The after-tank, on the contrary, was by that time a huge yawning pit, twenty-five feet deep, lighted by numerous swinging lamps like a subterranean church, with its hands, like Lilliputians, attending to the last coil of the cable. That coil or layer was full four miles long, but it would soon run out, therefore all was in readiness. The captain was giving directions in a low voice, and seeing that every one was in his place. The chiefs of the engineers and electricians were on the alert. Every few minutes a deep voice from below announced the number of “turns” before the last one. At last the operation was successfully accomplished and the danger past, and the cable was soon running out from the fore-tank as smoothly as it had run out of the other.
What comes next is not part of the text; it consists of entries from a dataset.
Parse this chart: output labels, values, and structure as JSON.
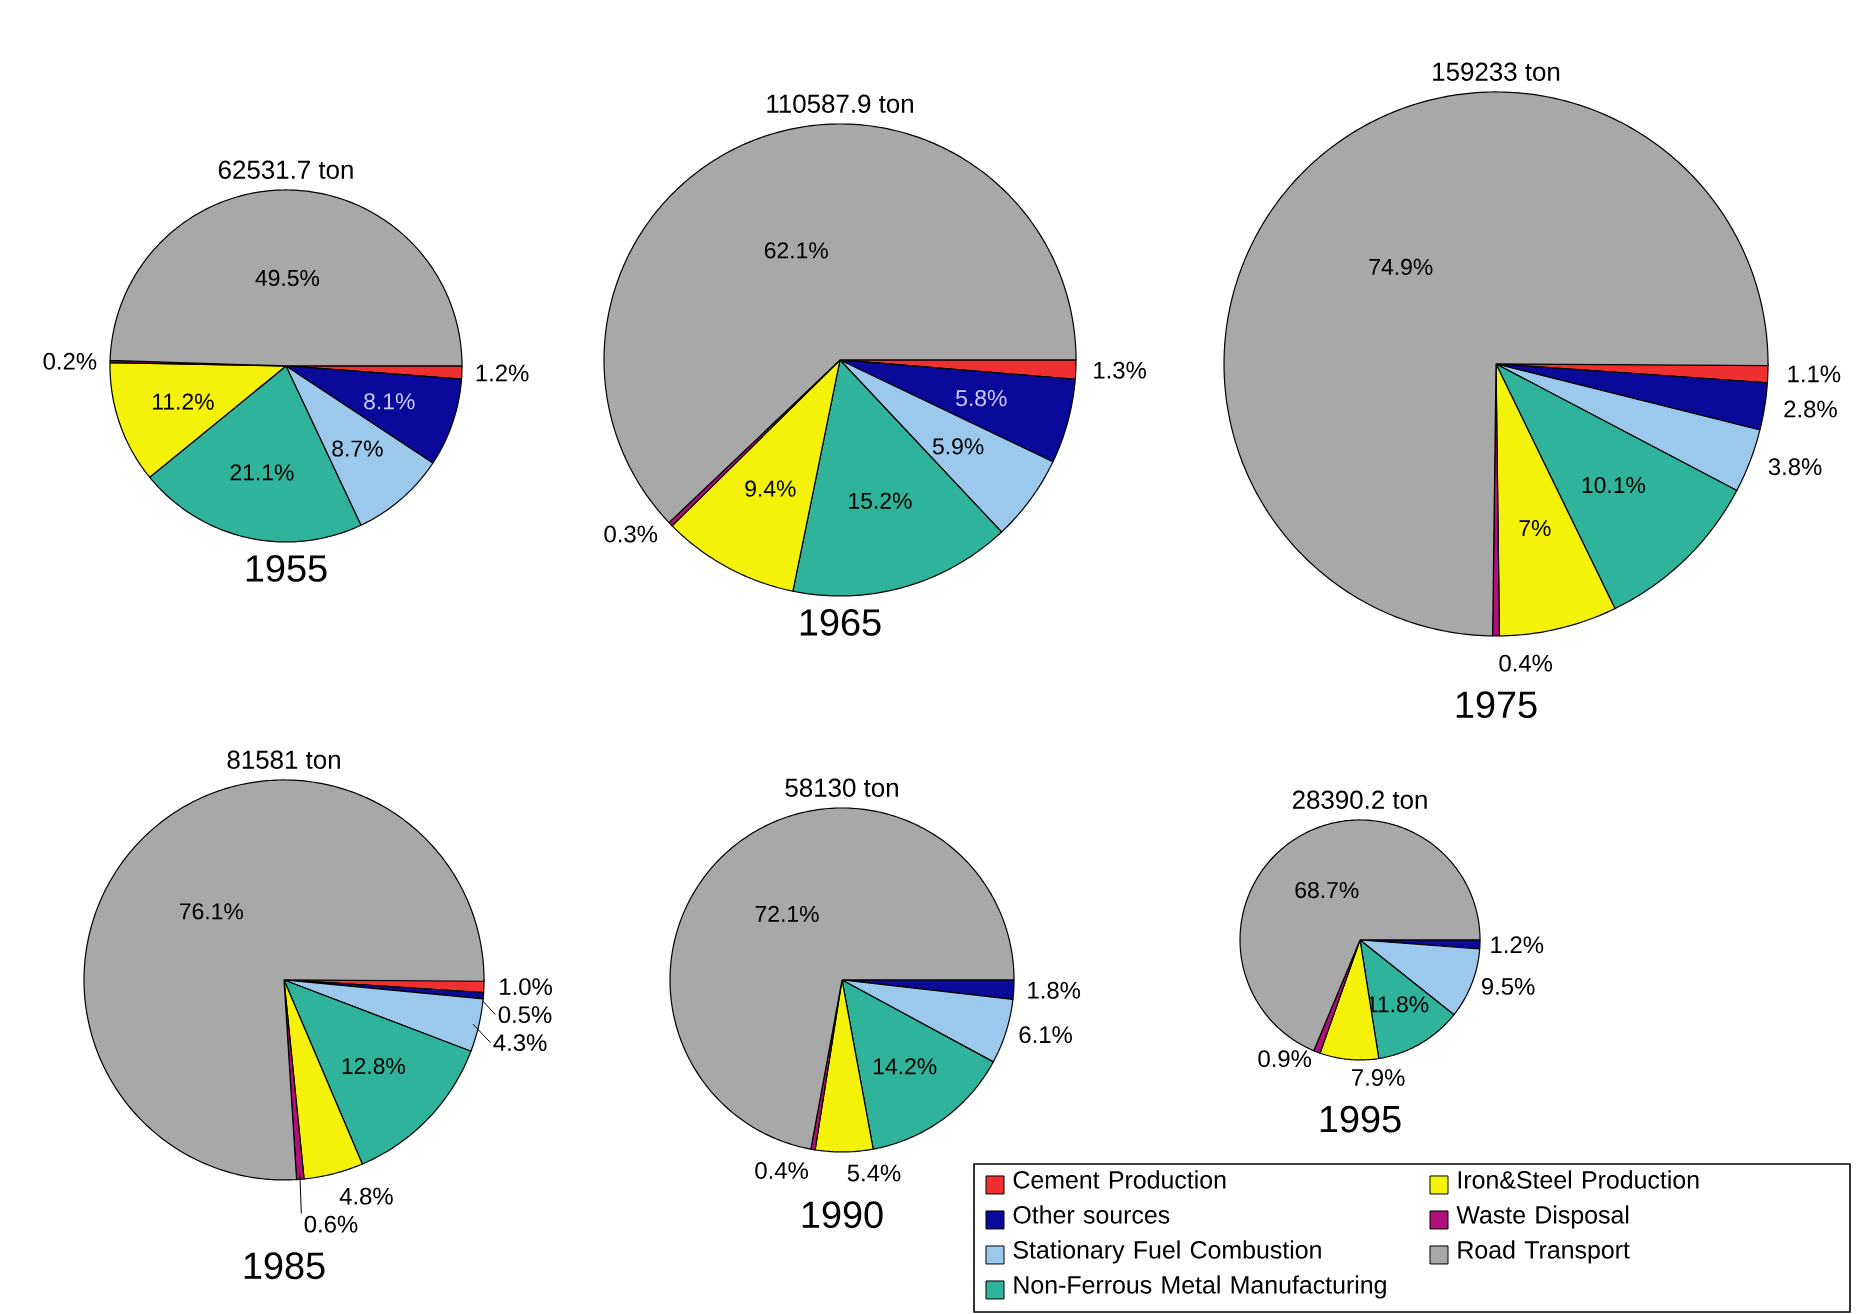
{
  "chart_data": [
    {
      "type": "pie",
      "title": "62531.7 ton",
      "subtitle": "1955",
      "categories": [
        null,
        null,
        null,
        null,
        null,
        null,
        null
      ],
      "colors": [
        "#f03030",
        "#0a0a9a",
        "#9cc8ec",
        "#2fb39a",
        "#f5f20a",
        "#b0107a",
        "#a8a8a8"
      ],
      "values": [
        1.2,
        8.1,
        8.7,
        21.1,
        11.2,
        0.2,
        49.5
      ],
      "value_labels": [
        "1.2%",
        "8.1%",
        "8.7%",
        "21.1%",
        "11.2%",
        "0.2%",
        "49.5%"
      ]
    },
    {
      "type": "pie",
      "title": "110587.9 ton",
      "subtitle": "1965",
      "categories": [
        null,
        null,
        null,
        null,
        null,
        null,
        null
      ],
      "colors": [
        "#f03030",
        "#0a0a9a",
        "#9cc8ec",
        "#2fb39a",
        "#f5f20a",
        "#b0107a",
        "#a8a8a8"
      ],
      "values": [
        1.3,
        5.8,
        5.9,
        15.2,
        9.4,
        0.3,
        62.1
      ],
      "value_labels": [
        "1.3%",
        "5.8%",
        "5.9%",
        "15.2%",
        "9.4%",
        "0.3%",
        "62.1%"
      ]
    },
    {
      "type": "pie",
      "title": "159233 ton",
      "subtitle": "1975",
      "categories": [
        null,
        null,
        null,
        null,
        null,
        null,
        null
      ],
      "colors": [
        "#f03030",
        "#0a0a9a",
        "#9cc8ec",
        "#2fb39a",
        "#f5f20a",
        "#b0107a",
        "#a8a8a8"
      ],
      "values": [
        1.1,
        2.8,
        3.8,
        10.1,
        7,
        0.4,
        74.9
      ],
      "value_labels": [
        "1.1%",
        "2.8%",
        "3.8%",
        "10.1%",
        "7%",
        "0.4%",
        "74.9%"
      ]
    },
    {
      "type": "pie",
      "title": "81581 ton",
      "subtitle": "1985",
      "categories": [
        null,
        null,
        null,
        null,
        null,
        null,
        null
      ],
      "colors": [
        "#f03030",
        "#0a0a9a",
        "#9cc8ec",
        "#2fb39a",
        "#f5f20a",
        "#b0107a",
        "#a8a8a8"
      ],
      "values": [
        1.0,
        0.5,
        4.3,
        12.8,
        4.8,
        0.6,
        76.1
      ],
      "value_labels": [
        "1.0%",
        "0.5%",
        "4.3%",
        "12.8%",
        "4.8%",
        "0.6%",
        "76.1%"
      ]
    },
    {
      "type": "pie",
      "title": "58130 ton",
      "subtitle": "1990",
      "categories": [
        null,
        null,
        null,
        null,
        null,
        null,
        null
      ],
      "colors": [
        "#f03030",
        "#0a0a9a",
        "#9cc8ec",
        "#2fb39a",
        "#f5f20a",
        "#b0107a",
        "#a8a8a8"
      ],
      "values": [
        null,
        1.8,
        6.1,
        14.2,
        5.4,
        0.4,
        72.1
      ],
      "value_labels": [
        null,
        "1.8%",
        "6.1%",
        "14.2%",
        "5.4%",
        "0.4%",
        "72.1%"
      ]
    },
    {
      "type": "pie",
      "title": "28390.2 ton",
      "subtitle": "1995",
      "categories": [
        "Cement Production",
        "Other sources",
        "Stationary Fuel Combustion",
        "Non-Ferrous Metal Manufacturing",
        "Iron&Steel Production",
        "Waste Disposal",
        "Road Transport"
      ],
      "colors": [
        "#f03030",
        "#0a0a9a",
        "#9cc8ec",
        "#2fb39a",
        "#f5f20a",
        "#b0107a",
        "#a8a8a8"
      ],
      "values": [
        null,
        1.2,
        9.5,
        11.8,
        7.9,
        0.9,
        68.7
      ],
      "value_labels": [
        null,
        "1.2%",
        "9.5%",
        "11.8%",
        "7.9%",
        "0.9%",
        "68.7%"
      ],
      "legend": "bottom"
    }
  ]
}
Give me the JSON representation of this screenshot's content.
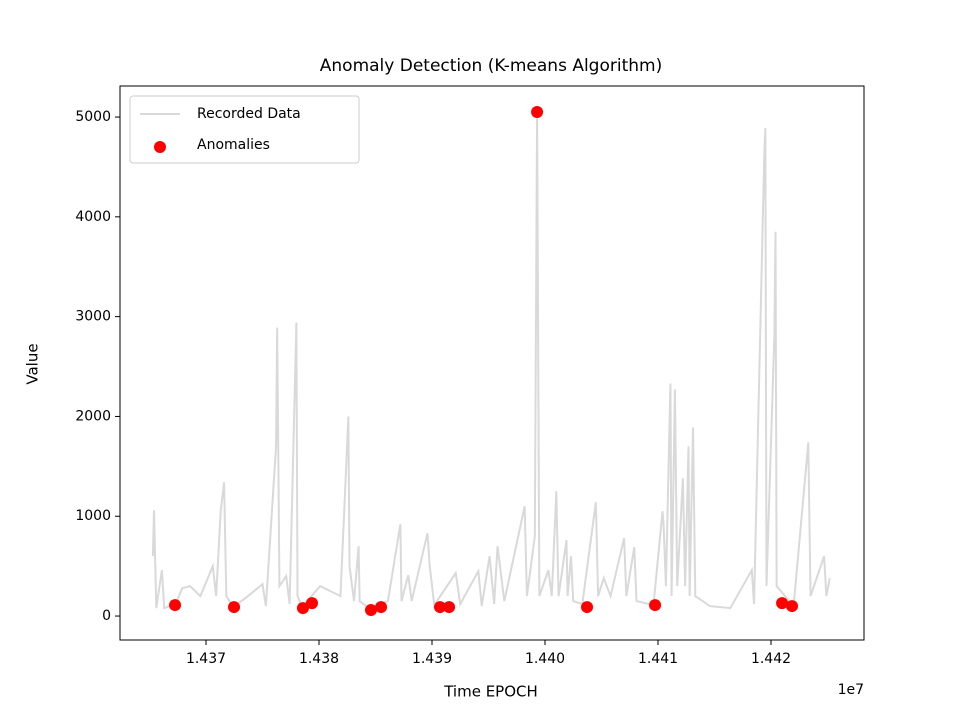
{
  "chart_data": {
    "type": "line",
    "title": "Anomaly Detection (K-means Algorithm)",
    "x_label": "Time EPOCH",
    "y_label": "Value",
    "x_offset_label": "1e7",
    "xlim": [
      14362390,
      14428230
    ],
    "ylim": [
      -240,
      5311
    ],
    "xticks": [
      {
        "value": 14370000,
        "label": "1.437"
      },
      {
        "value": 14380000,
        "label": "1.438"
      },
      {
        "value": 14390000,
        "label": "1.439"
      },
      {
        "value": 14400000,
        "label": "1.440"
      },
      {
        "value": 14410000,
        "label": "1.441"
      },
      {
        "value": 14420000,
        "label": "1.442"
      }
    ],
    "yticks": [
      0,
      1000,
      2000,
      3000,
      4000,
      5000
    ],
    "legend": "upper left",
    "grid": false,
    "series": [
      {
        "name": "Recorded Data",
        "type": "line",
        "color": "#d9d9d9",
        "x": [
          14365300,
          14365400,
          14365600,
          14366100,
          14366300,
          14367300,
          14367900,
          14368600,
          14369500,
          14370600,
          14370900,
          14371300,
          14371600,
          14371800,
          14372400,
          14373500,
          14375000,
          14375300,
          14376200,
          14376300,
          14376500,
          14377100,
          14377400,
          14378000,
          14378100,
          14378500,
          14380100,
          14381900,
          14382600,
          14382700,
          14383100,
          14383500,
          14383600,
          14384500,
          14386100,
          14387200,
          14387300,
          14387900,
          14388200,
          14389600,
          14389800,
          14390200,
          14392100,
          14392500,
          14394100,
          14394400,
          14395100,
          14395500,
          14395800,
          14396400,
          14398200,
          14398400,
          14399100,
          14399300,
          14399500,
          14400300,
          14400600,
          14401000,
          14401200,
          14401900,
          14402000,
          14402300,
          14402500,
          14403300,
          14404500,
          14404700,
          14405200,
          14405800,
          14407000,
          14407200,
          14407900,
          14408100,
          14409600,
          14410400,
          14410500,
          14410700,
          14411100,
          14411200,
          14411500,
          14411700,
          14412200,
          14412400,
          14412700,
          14412800,
          14413100,
          14413300,
          14414600,
          14416400,
          14418300,
          14418500,
          14419400,
          14419500,
          14419600,
          14420300,
          14420400,
          14420500,
          14422000,
          14423300,
          14423500,
          14424700,
          14424900,
          14425200
        ],
        "values": [
          600,
          1060,
          80,
          460,
          80,
          120,
          280,
          300,
          200,
          500,
          200,
          1050,
          1340,
          200,
          90,
          180,
          320,
          100,
          1700,
          2890,
          300,
          400,
          120,
          2940,
          200,
          90,
          300,
          200,
          2000,
          500,
          150,
          700,
          150,
          70,
          150,
          920,
          150,
          410,
          150,
          830,
          500,
          110,
          430,
          120,
          450,
          100,
          600,
          120,
          700,
          150,
          1100,
          200,
          800,
          5050,
          200,
          460,
          200,
          1250,
          200,
          760,
          200,
          600,
          150,
          120,
          1140,
          200,
          380,
          200,
          780,
          200,
          690,
          150,
          110,
          1050,
          900,
          300,
          2330,
          200,
          2270,
          300,
          1380,
          300,
          1700,
          200,
          1890,
          200,
          100,
          80,
          460,
          120,
          4600,
          4890,
          300,
          2820,
          3850,
          300,
          100,
          1740,
          200,
          600,
          200,
          380
        ]
      },
      {
        "name": "Anomalies",
        "type": "scatter",
        "color": "#ff0000",
        "x": [
          14367260,
          14372480,
          14378580,
          14379380,
          14384600,
          14385490,
          14390710,
          14391510,
          14399300,
          14403720,
          14409740,
          14420980,
          14421860
        ],
        "values": [
          110,
          90,
          80,
          130,
          60,
          90,
          90,
          90,
          5050,
          90,
          110,
          130,
          100
        ]
      }
    ]
  }
}
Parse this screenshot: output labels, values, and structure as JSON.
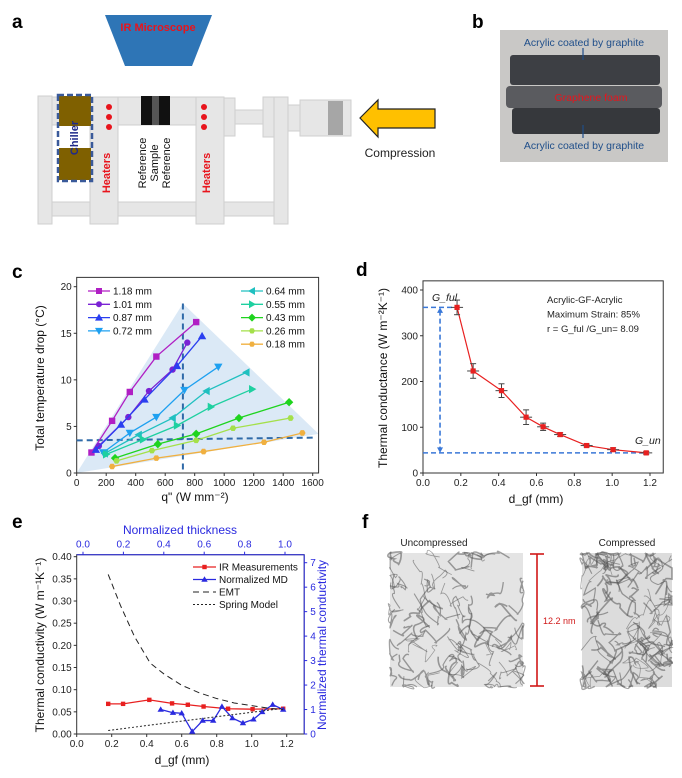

The tendency of one flake or coil of cable to stick to the coil immediately below, and produce a wild irremediable entanglement before the ship could be stopped, was another danger, but these and all other mishaps of a serious nature were escaped, and the unusually prosperous voyage was brought to a close on the 27th of February, when the Great Eastern reached Aden in a gale of wind—as if to remind the cable-layers of what might have been—and the cable was cut and buoyed in forty fathoms water.

The continuation of the cable up the Red Sea, the successful termination of the great enterprise, and the start of our hero and his companions for Old England after their work was done, we must unwillingly leave to the reader’s imagination.